After renewed talks with PETA, the New Jersey–based retailer Burlington Coat Factory has pulled all the fur from its shelves and made a commitment to no longer selling it in any of its 600 stores across the country. The move comes after 10 months of behind-the-scenes discussions with PETA, which has been organizing demonstrations and urging the clothing company to go fur-free for decades.

A PETA staffer holds a sign reading "Animals Are Not Ours to Wear" outside Burlington Coat Factory

PETA revealed in a video exposé narrated by actor Eva Mendes that animals on fur farms in China, the world’s largest fur exporter, spend their entire lives confined to cramped, filthy wire cages without access to food or clean water before they’re electrocuted, gassed, or poisoned.

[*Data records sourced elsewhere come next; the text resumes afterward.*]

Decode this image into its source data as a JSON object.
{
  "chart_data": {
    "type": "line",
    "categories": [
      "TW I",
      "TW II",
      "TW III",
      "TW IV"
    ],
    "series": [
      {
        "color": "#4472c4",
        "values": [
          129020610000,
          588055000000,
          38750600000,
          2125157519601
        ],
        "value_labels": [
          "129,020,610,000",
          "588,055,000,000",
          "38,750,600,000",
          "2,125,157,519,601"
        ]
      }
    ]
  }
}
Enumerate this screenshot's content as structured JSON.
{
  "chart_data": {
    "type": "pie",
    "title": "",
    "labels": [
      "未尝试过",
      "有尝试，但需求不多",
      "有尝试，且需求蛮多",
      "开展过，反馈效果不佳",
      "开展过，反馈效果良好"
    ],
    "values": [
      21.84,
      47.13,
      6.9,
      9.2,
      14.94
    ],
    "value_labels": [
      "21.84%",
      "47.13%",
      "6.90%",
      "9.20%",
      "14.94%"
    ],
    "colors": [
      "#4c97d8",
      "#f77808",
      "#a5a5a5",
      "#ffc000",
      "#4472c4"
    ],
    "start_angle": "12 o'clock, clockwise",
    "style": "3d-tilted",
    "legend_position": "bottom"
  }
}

Some animals, including millions of dogs and cats, are beaten, hanged, and frequently skinned alive for their fur. Others are caught in steel-jaw traps—which slam shut on animals’ legs, often down to the bone, causing excruciating pain—and they sometimes attempt to chew off their own limbs to escape. If trapped animals don’t die from blood loss, infection, or gangrene, trappers arrive to strangle, beat, or stomp them to death.

A progressive society recognizes that beauty can’t be obtained from killing and robbing sentient creatures. Burlington Coat Factory joins hundreds of other top retailers that have gone fur-free, including J.Crew, Calvin Klein, Ralph Lauren, H&M, Inditex (which owns Zara), Ann Inc., Benetton, QVC, and Zappos. It’s high time that every other brand followed suit.